Mya, je te pris d'oublier l'avertissement dont je t'ai fais part il y a peu à propos de cette brèche menaçante dans notre Empire. Les immortels sont peut être puissants… mais la tromperie ne nous échappe jamais. Sois prudente, soyez prudents. Le Passeur d'âme

Soyez prudents ? Que veut-il dire par là… ? La curiosité me guette, je range l'objet dans ma sacoche avec soin, mais soudainement, la chaîne serrant ma cheville disparue en poussière, me donnant la liberté de partir. Je me lève, sans donner de regards au manoir s'éloignant de plus en plus de ma trajectoire. Le souvenir de cette envie de sommeil m'envahit de nouveau. Je fais l'effort de retourner dans la forêt de l'Empire, mais je suis toujours aussi seule, toujours aussi fatiguée. Je crois que je ne supporte pas cette solitude qui me prend depuis des heures, et depuis des jours dans mon cœur. Je m’effondre contre un arbre, tristesse et fatigue mélangées. Mes membres m'abandonnèrent un par un, jusqu'à ce que mes yeux ce ferment. Comment décrire cette situation, ce repos parfait, ce rêve des gens que je connais, ce rêve de ce que j'aime, ce rêve de l…

« Mya, je suis là, calme toi ! »
Dans une grande inspiration, presque prise de panique, je suis extirper de mon sommeil. Je regarde de tous les côtés, posant les paumes de mes mains au sol tout en avalant ma salive. Une seconde après avoir repris une respiration normale, mon regard se bloque. Non, je ne veux pas y croire… pourquoi, qui, que… c'était lui. Myo. C'était Myo. Mais comment cela ce fait-il, tout ce temps, et puis toutes ses choses et puis…

« Myo, que… comment...  - dis-je avec une voix engourdie par les larmes prenant mes yeux d'assaut.
- ... - il prend l'une de mes mains dans les siennes, lui étant accroupit à mon côté – Tu sais… quand la magie fait que deux âme-sœurs doivent se retrouver, il suffit d'une seule volonté pour que cela ne fonctionne pas tellement…. C'est ce que tu a fait, mais dans ton cœur. Il suffit d'un peu de volonté, et tu a su faire ce qu'il fallait.
- Kao avait donc réussis… pardonne moi, je suis tellement désolé. - Mes larmes cessèrent de couler quelques minutes plus tard, alors que nos yeux se fixèrent sans quitter leurs axes.
- Tu n'a rien à te faire pardonner, maintenant je suis là.
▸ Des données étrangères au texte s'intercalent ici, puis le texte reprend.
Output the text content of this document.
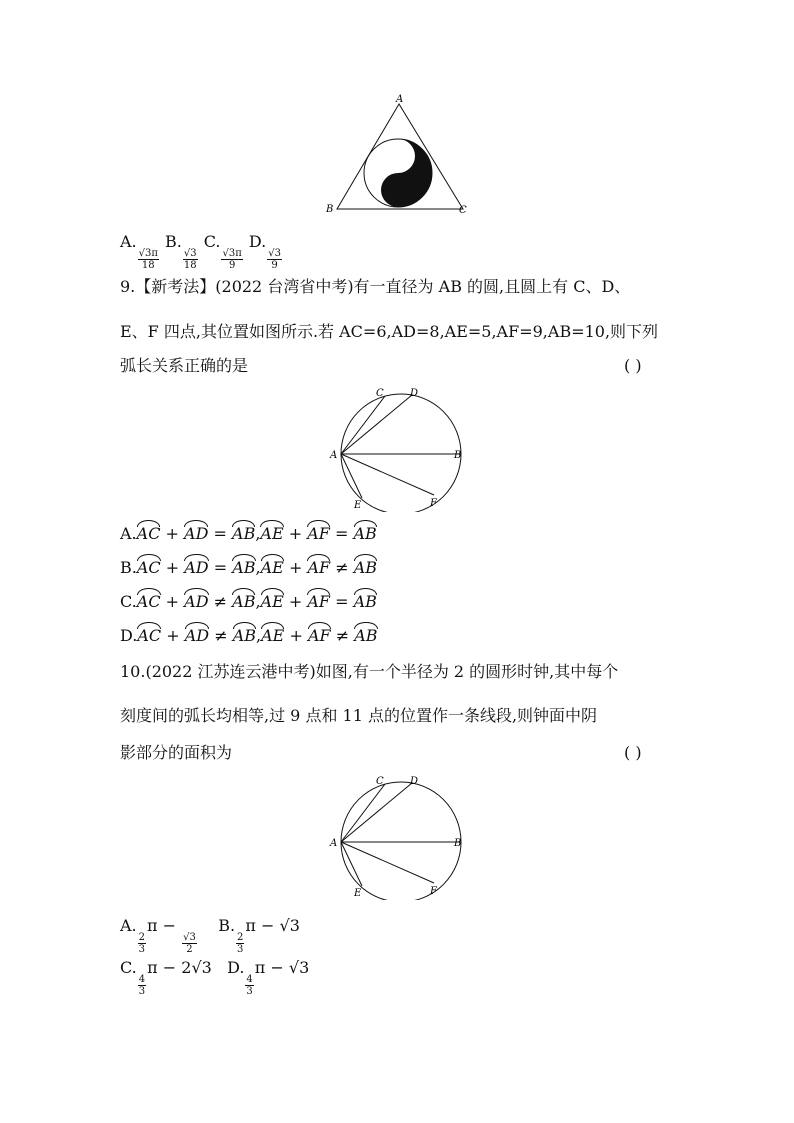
A
B	C
A.
$\frac{√3\pi}{18}$
B.
$\frac{√3}{18}$
C.
$\frac{√3\pi}{9}$
D.
$\frac{√3}{9}$
9.【新考法】(2022 台湾省中考)有一直径为 AB 的圆,且圆上有 C、D、
E、F 四点,其位置如图所示.若 AC=6,AD=8,AE=5,AF=9,AB=10,则下列
弧长关系正确的是	( )
A	B
C	D
E	F
A.AC + AD = AB,AE + AF = AB
B.AC + AD = AB,AE + AF ≠ AB
C.AC + AD ≠ AB,AE + AF = AB
D.AC + AD ≠ AB,AE + AF ≠ AB
10.(2022 江苏连云港中考)如图,有一个半径为 2 的圆形时钟,其中每个
刻度间的弧长均相等,过 9 点和 11 点的位置作一条线段,则钟面中阴
影部分的面积为	( )
A	B
C	D
E	F
A.
$\frac{2}{3}$
π −
$\frac{√3}{2}$
B.
$\frac{2}{3}$
π − √3
C.
$\frac{4}{3}$
π − 2√3 D.
$\frac{4}{3}$
π − √3
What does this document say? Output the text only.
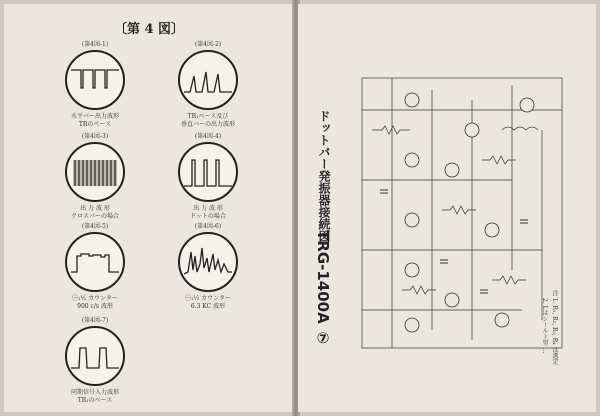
〔第 4 図〕
(第4図-1)
水平バー出力波形
TRのベース
(第4図-2)
TR₁ベース及び
垂直バーの出力波形
(第4図-3)
出 力 波 形
クロスバーの場合
(第4図-4)
出 力 波 形
ドットの場合
(第4図-5)
㊀₁¹⁄₂ カウンター
900 c/s 波形
(第4図-6)
㊀₁¹⁄₂ カウンター
6.3 KC 波形
(第4図-7)
同期信号入力波形
TR₁のベース
ドットバー発振器接続図
TRG-1400A ⑦	注 1. R₁, R₂, R₃, R₄ は選定
2. Lはシールド型 …
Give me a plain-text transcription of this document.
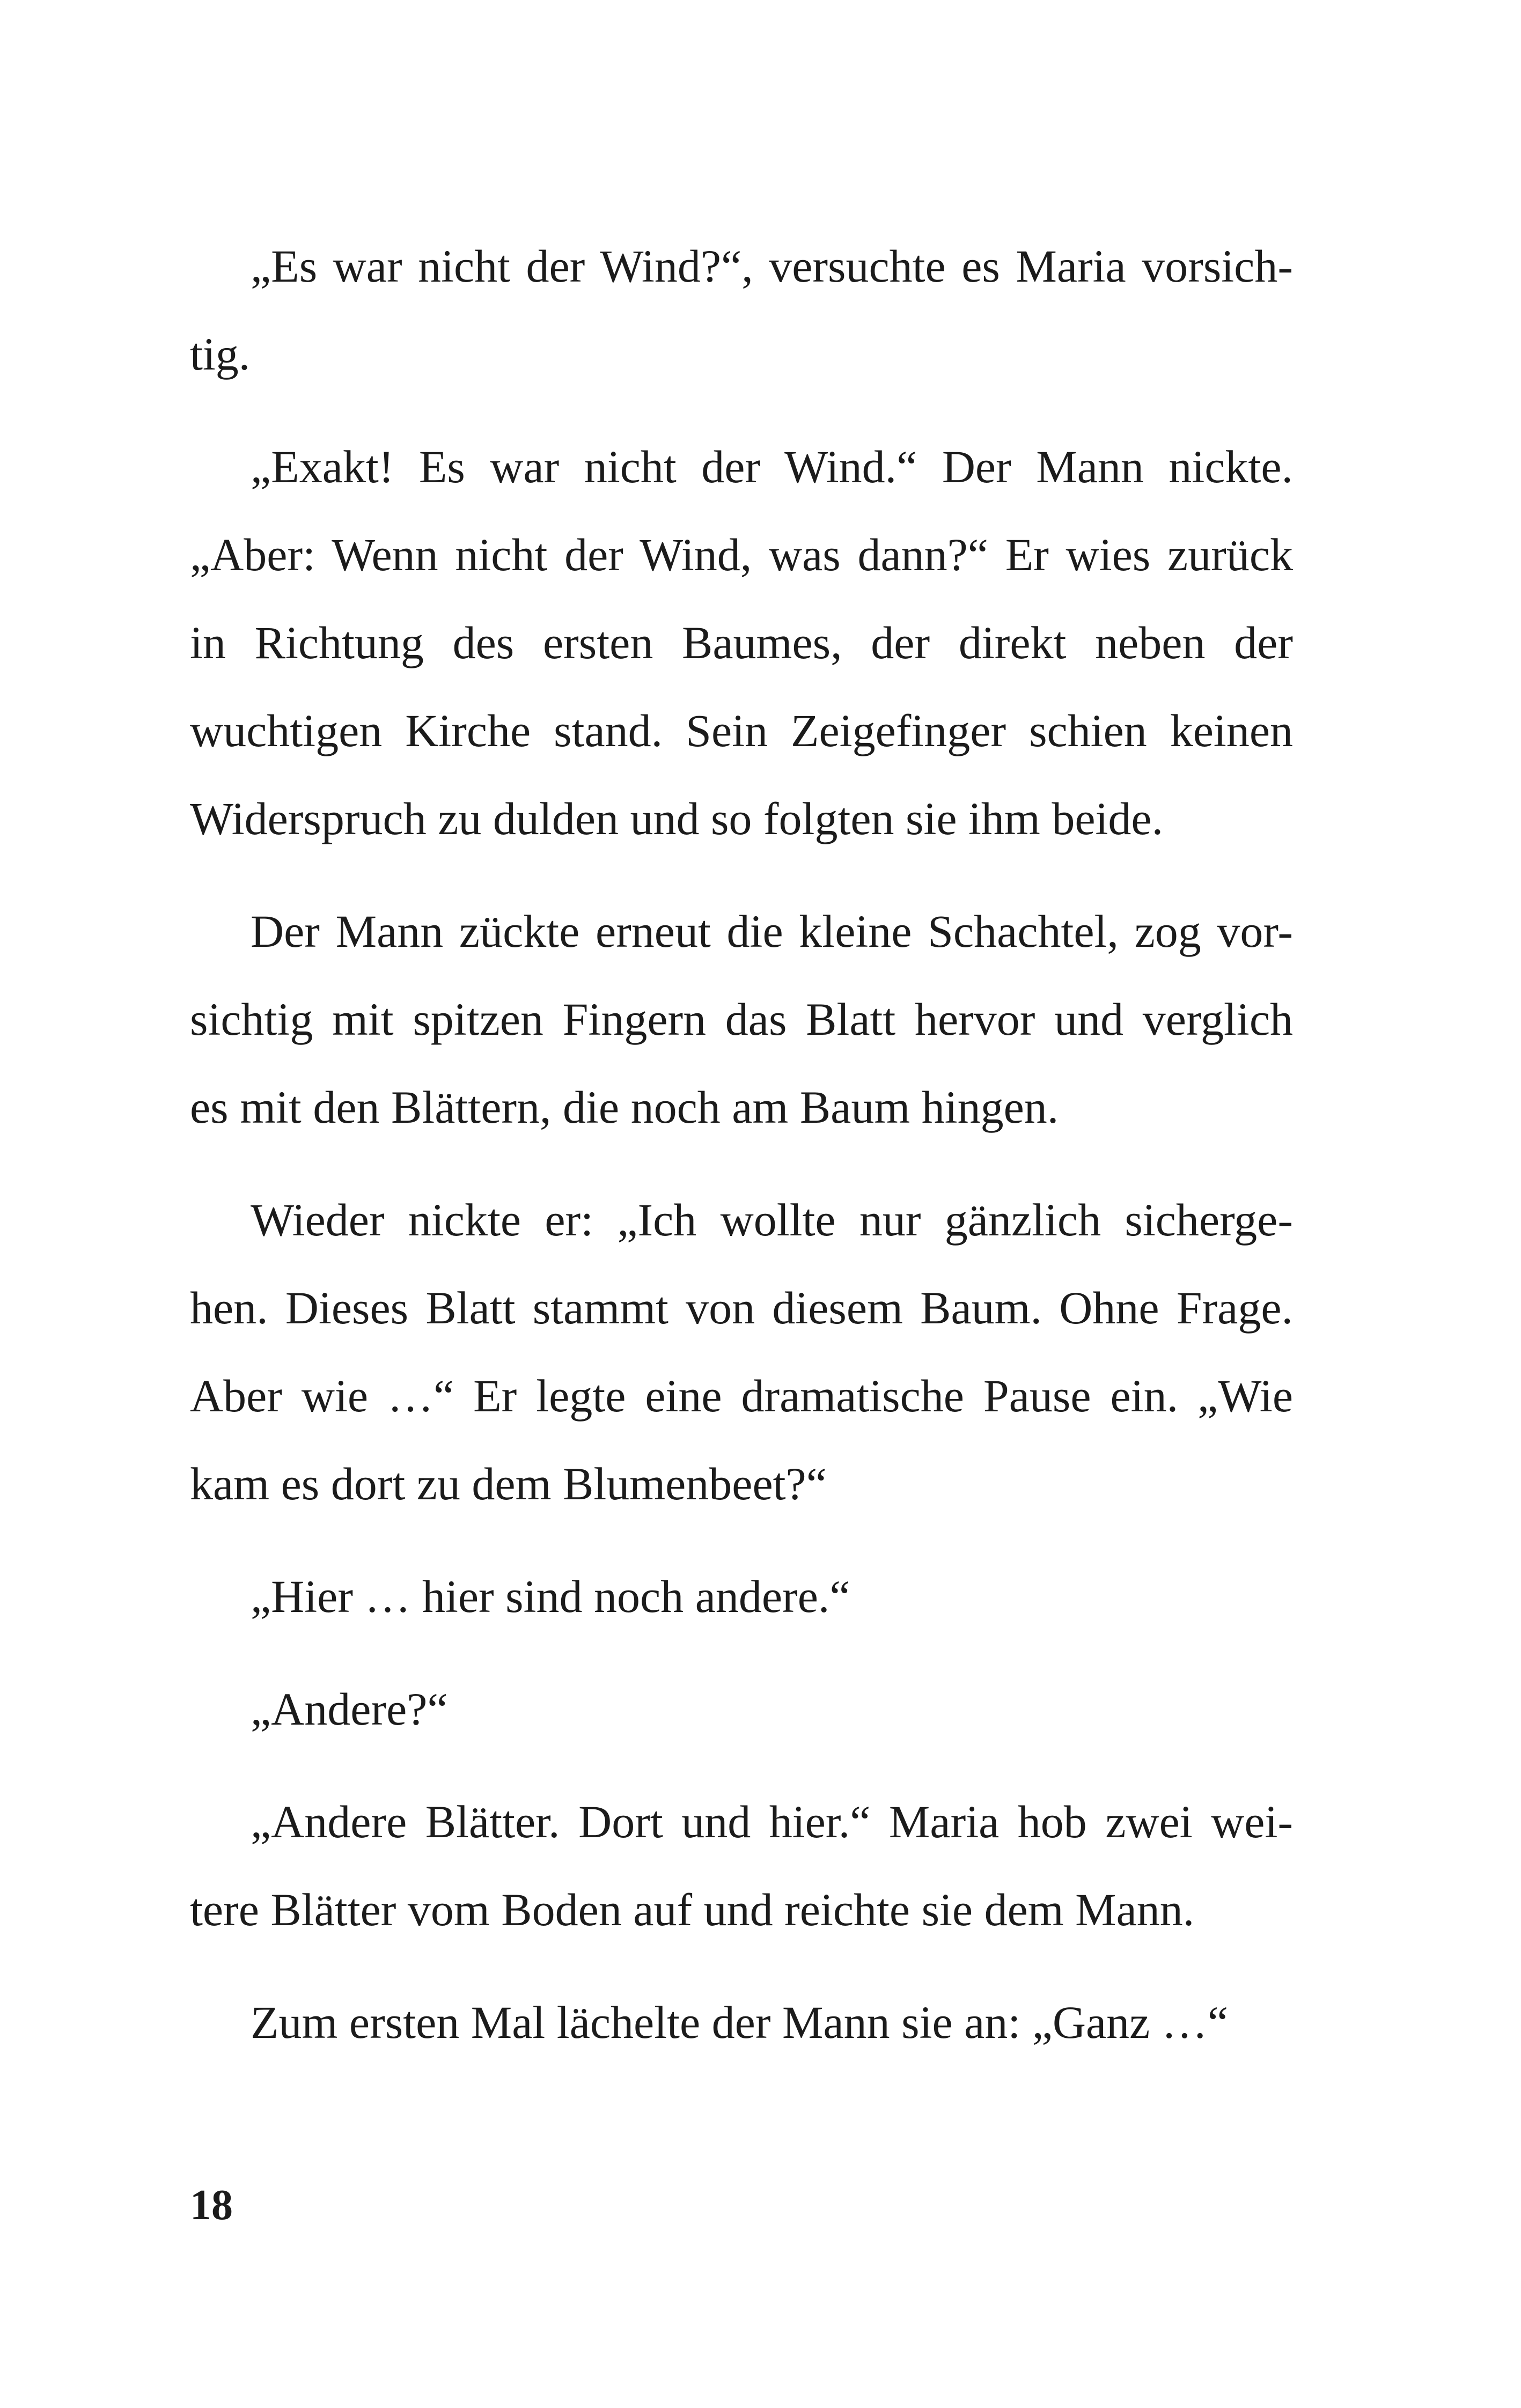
„Es war nicht der Wind?“, versuchte es Maria vorsich-
tig.
„Exakt! Es war nicht der Wind.“ Der Mann nickte.
„Aber: Wenn nicht der Wind, was dann?“ Er wies zurück
in Richtung des ersten Baumes, der direkt neben der
wuchtigen Kirche stand. Sein Zeigefinger schien keinen
Widerspruch zu dulden und so folgten sie ihm beide.
Der Mann zückte erneut die kleine Schachtel, zog vor-
sichtig mit spitzen Fingern das Blatt hervor und verglich
es mit den Blättern, die noch am Baum hingen.
Wieder nickte er: „Ich wollte nur gänzlich sicherge-
hen. Dieses Blatt stammt von diesem Baum. Ohne Frage.
Aber wie …“ Er legte eine dramatische Pause ein. „Wie
kam es dort zu dem Blumenbeet?“
„Hier … hier sind noch andere.“
„Andere?“
„Andere Blätter. Dort und hier.“ Maria hob zwei wei-
tere Blätter vom Boden auf und reichte sie dem Mann.
Zum ersten Mal lächelte der Mann sie an: „Ganz …“
18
En face de toi, et non plus en toi.
- Mais c'est honteux ce que je viens de faire, je ne suis pas digne d'être là, en face de toi et…
- Tu es une Princesse digne de ce royaume. J'ai vu tout ça en toi. Tu es bien plus puissante que tu ne le penses, j'en suis certain. Tout ce temps passer dans ton âme, j'ai ressentis les mêmes choses que toi, j'aurais voulu t'accompagner, combattre et parler à ta place. Je n'ai pas pu, mais toi, tu as su le faire, comment te dire que tu es devenue la princesse que tout le monde voudrais voir. Nous irons loin, tout les deux, avec les autres. Kao n'est peut être plus là, mais cela ne nous empêche pas de combattre en son nom, pour lui et avec lui.
- Combattre en son nom…
- Ensemble.
- Pour toujours...
 »

Je me lève en même temps que lui, quelque peu subjuguée par ses derniers mots emplis de confiance et de détermination. Je ne peu faire autre chose que de me jeter à son cou pour lui montrer le seul amour que j'ai pour lui.
Je profitais des heures passées main dans la main pour lui raconter combien de fois j'ai pu penser à ce qu'il était : Prince de l'Empire Ancestral. Des choses que j'ai appris et que j'ai vécue, même s'il doit déjà tout savoir, cela me fait un bien fou, de tout raconter, de tout libérer.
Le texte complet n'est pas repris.